Mittwoch, 28. Mai 2014

Essen bei Licht

"Was zum Teufel tut sie nun schon wieder?", höre ich die Ratten tuscheln, die auf dem Tisch hinter mir hocken und ihre Köpfe zusammenstecken. "Ich putze das Fenster", gebe ich Auskunft. "Mit dem Staubsauger?", entsetzen sie sich im Chor. "Ja, klar", sage ich und drehe mich zu ihnen um. "Womit denn sonst?" Fünf Ratten schauen mich vollkommen entgeistert an. Mir scheint, ich muss etwas erklären. Ich hole also tief Luft und führe aus: "Ich sauge die verstaubten Spinnweben ab. So macht man das. Habe ich kürzlich in Heiko Wernings Wedding-Geschichte "Fenster putzen" gelesen. Man saugt seine Fenster und schon stellt man fest, so dunkel, wie Menschen gerne behaupten, ist es im Erdgeschoss überhaupt nicht." "Und wozu das Ganze?

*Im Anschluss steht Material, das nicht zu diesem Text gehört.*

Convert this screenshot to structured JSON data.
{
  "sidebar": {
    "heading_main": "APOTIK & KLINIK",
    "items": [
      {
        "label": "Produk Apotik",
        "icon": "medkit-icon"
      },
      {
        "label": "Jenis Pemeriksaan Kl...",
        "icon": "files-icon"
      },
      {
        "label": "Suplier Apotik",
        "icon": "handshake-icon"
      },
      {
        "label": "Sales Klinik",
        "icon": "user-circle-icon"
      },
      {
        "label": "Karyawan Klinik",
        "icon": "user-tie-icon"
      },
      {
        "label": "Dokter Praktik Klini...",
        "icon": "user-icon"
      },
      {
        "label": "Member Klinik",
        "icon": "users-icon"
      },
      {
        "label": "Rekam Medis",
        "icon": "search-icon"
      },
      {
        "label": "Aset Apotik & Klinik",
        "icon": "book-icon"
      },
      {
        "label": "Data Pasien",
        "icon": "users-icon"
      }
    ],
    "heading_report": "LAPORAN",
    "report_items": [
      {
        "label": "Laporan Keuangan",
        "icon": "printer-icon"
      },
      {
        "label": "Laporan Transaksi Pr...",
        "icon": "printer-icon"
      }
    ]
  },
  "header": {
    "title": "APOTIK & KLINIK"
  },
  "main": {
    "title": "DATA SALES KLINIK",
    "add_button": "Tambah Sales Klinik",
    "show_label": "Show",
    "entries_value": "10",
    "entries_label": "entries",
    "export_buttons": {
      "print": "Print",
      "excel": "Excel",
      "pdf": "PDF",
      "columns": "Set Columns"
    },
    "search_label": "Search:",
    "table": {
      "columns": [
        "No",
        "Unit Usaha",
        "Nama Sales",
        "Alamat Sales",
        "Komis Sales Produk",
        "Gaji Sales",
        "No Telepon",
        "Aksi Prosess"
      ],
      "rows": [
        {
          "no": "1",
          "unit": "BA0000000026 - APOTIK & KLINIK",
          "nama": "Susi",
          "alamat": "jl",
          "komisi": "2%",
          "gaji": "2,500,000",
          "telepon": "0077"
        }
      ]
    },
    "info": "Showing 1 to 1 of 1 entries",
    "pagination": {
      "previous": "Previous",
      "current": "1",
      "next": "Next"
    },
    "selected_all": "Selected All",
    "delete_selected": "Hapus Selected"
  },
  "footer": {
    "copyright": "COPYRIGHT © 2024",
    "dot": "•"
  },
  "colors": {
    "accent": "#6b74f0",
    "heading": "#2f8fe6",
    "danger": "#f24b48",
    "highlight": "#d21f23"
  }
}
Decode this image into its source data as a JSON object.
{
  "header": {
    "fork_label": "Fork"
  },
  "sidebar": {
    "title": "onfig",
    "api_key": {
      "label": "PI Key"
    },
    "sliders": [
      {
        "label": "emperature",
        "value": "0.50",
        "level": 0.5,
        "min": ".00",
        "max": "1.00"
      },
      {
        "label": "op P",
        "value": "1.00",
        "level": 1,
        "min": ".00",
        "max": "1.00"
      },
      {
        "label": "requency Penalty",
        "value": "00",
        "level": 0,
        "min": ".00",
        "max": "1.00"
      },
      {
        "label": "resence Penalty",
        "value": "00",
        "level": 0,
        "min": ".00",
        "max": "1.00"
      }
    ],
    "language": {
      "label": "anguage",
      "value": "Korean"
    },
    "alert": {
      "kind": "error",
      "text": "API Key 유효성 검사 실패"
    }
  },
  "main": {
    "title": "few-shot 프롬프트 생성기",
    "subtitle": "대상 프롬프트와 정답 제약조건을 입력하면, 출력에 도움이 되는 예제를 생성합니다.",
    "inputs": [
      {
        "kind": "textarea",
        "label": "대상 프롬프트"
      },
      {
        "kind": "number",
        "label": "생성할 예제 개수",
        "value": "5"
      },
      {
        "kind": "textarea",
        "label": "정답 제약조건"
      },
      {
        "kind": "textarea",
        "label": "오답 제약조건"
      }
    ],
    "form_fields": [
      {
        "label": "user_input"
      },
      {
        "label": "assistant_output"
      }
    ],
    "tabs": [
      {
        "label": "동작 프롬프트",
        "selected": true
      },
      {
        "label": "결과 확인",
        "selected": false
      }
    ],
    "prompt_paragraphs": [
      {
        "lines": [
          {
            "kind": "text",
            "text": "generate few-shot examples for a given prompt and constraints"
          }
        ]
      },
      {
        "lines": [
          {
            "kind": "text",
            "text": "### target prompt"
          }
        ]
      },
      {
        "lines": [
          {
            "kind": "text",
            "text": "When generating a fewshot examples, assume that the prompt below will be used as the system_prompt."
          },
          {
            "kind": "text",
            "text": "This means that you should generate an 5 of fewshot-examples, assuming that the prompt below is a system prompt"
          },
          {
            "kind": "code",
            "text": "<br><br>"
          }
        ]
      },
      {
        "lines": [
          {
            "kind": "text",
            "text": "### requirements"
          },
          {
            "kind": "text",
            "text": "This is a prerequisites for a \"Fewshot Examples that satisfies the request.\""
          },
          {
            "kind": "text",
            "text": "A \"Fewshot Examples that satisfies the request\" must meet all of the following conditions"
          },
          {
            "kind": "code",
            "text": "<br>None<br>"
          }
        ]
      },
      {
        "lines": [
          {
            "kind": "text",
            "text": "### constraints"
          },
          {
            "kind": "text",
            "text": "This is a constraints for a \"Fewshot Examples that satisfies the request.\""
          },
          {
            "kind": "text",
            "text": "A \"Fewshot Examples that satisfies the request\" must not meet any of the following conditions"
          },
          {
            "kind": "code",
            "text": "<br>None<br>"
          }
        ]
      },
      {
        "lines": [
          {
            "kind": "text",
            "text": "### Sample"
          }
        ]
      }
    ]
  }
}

Was haben wir davon?", erkundigt sich Moritz. "Wir können aus dem Fenster schauen und sehen den Ausschnitt Welt davor farbig", antworte ich. "Den Typen von schräg gegenüber jenseits der Straße, der den ganzen Tag nichts anderes zu tun hat, als aus seinem Fenster heraus durch Fenster diesseits der Straße in hiesige Wohnungen hinein zu glotzen, will ich überhaupt nicht in Farbe sehen", nörgelt Ratz. "Und ich den Regen nicht", fügt Rabatz grummelnd hinzu. Auf Moritz' berechtigten Einwand, dass Wasser ohnehin farblos sei, geht irgendwie niemand ein. "Lasst uns was Schönes machen", schlägt Max indessen vor. "Was genau?", hake ich nach. "Käse essen!", piepst er. "Guter Vorschlag!", lobt ihn Dachs. "Blöder Vorschlag", widerspreche ich. "???", fragen mich wortlos fünf Rattenaugenpaare. Daher präzisiere ich: "Es ist kein Käse da." "Etwas anderes als Käse essen", korrigiert Max sich sogleich und ich ergänze: "Bei lichtdurchlässigem Fenster." Ratz empfiehlt: "Lass doch die Jalousie herunter, dann kann der von da drüben uns beim Essen nicht zugucken." "Guter Vorschlag!", findet Max und will von mir wissen: "Was haben wir denn?" "1 Kanten Vollkornbrot, 1 Rest Zaziki, 1/2 Dutzend Tomaten, 1 Zipfel Gurke, 2 Kekse", zähle ich auf. "Hurra!", ertönt ein fünfstimmiges Freudengeschrei und während ich noch damit beschäftigt bin, die Jalousie herunterzulassen, stürmen die Ratten in die Küche. Nun ja, der Ratten-Rentner Ratz ist nicht mehr gar so stürmisch.

Heiko Werning: Im wilden Wedding. Zwischen Ghetto und Gentrifi-
zierung. Geschichten, Edition Tiamat, 1. Auflage, Berlin 2014, S. 21.